A courier cantered up, his face a mask of dust. He had to spit and wipe his mouth before he could speak.
‘My king, Marshal Teresian sent me to say he is heavily engaged out on the left. He is holding, but the enemy is trying to outflank him.’
‘Go to Druze. Tell him to peel off a mora to help Teresian. What’s your name?’
‘Deiros, my king.’
‘Deiros, you must tell Marshal Teresian to hold the line of the riverbed. He cannot retreat from that position. Is that clear?’
‘Yes, my king.’
‘My name is Corvus, lad. Now get going.’
The youngster sped off, eyes alight as though he had been somehow honoured. Ardashir chuckled.
‘You call them lad, now?’
‘I feel old enough to be their father, some of them.’

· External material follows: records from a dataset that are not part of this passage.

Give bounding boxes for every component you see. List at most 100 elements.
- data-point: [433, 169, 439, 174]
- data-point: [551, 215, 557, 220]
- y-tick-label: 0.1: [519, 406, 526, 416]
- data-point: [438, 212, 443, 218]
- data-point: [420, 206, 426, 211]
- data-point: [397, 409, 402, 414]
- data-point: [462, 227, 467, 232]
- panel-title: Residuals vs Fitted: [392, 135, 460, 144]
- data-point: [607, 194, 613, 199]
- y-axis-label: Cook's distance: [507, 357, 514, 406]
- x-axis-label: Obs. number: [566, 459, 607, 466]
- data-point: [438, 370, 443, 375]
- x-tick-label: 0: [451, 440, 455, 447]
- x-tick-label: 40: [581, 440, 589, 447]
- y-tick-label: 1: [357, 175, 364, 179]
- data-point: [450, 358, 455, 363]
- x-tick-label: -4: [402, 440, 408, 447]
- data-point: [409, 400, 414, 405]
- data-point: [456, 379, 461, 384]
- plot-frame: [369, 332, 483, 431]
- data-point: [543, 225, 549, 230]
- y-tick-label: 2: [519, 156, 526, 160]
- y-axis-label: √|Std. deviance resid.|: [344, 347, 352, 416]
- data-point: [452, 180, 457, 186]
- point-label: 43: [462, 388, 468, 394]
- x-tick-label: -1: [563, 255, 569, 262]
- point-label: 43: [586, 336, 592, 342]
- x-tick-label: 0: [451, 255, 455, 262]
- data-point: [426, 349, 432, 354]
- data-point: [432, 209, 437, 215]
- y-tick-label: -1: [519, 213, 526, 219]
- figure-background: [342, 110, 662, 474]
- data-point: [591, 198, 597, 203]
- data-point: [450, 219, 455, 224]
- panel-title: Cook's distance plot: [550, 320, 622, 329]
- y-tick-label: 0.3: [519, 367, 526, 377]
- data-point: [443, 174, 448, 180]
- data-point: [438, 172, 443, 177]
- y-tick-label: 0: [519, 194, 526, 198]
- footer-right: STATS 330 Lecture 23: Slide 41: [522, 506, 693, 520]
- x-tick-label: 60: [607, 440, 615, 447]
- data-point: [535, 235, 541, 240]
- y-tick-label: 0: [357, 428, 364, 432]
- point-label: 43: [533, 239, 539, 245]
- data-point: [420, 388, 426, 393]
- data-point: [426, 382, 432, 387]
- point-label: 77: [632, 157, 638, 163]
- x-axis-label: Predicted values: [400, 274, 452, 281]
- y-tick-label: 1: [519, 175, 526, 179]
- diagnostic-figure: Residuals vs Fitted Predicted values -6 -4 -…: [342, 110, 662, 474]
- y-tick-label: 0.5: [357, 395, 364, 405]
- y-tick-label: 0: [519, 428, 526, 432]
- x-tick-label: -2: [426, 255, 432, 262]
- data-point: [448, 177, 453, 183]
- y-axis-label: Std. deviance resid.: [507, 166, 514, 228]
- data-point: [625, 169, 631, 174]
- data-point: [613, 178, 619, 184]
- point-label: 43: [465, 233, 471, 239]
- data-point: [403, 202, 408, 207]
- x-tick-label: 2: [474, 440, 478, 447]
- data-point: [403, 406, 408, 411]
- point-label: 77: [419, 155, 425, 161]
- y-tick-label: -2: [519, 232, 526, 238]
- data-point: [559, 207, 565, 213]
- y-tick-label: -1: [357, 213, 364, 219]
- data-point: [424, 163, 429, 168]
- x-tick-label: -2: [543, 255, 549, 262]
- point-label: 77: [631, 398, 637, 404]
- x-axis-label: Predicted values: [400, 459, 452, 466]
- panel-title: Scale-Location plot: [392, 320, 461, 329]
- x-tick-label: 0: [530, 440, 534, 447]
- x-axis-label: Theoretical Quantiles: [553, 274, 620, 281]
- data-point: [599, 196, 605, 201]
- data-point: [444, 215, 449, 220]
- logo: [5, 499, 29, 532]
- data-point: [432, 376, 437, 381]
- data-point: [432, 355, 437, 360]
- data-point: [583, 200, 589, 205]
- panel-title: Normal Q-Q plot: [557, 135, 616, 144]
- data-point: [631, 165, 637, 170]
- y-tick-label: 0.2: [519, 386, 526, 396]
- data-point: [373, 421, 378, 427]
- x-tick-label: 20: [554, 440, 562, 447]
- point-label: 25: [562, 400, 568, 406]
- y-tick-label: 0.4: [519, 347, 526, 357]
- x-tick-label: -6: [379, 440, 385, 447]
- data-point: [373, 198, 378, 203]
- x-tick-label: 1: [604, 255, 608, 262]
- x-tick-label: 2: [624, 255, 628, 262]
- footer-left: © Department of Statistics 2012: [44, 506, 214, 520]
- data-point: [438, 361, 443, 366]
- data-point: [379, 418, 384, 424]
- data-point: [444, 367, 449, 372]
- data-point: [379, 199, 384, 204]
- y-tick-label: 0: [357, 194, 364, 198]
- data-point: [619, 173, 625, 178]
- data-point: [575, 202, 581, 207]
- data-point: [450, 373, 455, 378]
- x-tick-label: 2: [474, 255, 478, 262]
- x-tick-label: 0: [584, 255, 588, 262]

‘When do you want me to move?’
Corvus grinned, and instantly years fell off him. ‘When I join you, Ardashir. You think I’d let the Companions go into battle without me?’
Ardashir gathered his reins. ‘Brother, remember one thing; if you go down, we all go down.’
‘Where is your faith, Ardashir? If old Rictus can fight in the front rank, then so can I.’
‘You knew?’
‘I always know.’
For pasangs across the plateau of Gaugamesh there now extended a brute mass of struggling men. The slender line of the Macht had received a succession of hammer-blows as the imperial forces came up, formation after formation, and launched themselves at it. Had they coordinated their attacks, then Corvus’s line would have broken, chopped apart by sheer numbers. But the levies of the empire pitched into the battle as soon as they came off the line of march, and one by one their attacks were blunted by the stubborn professionalism of the Macht spearmen.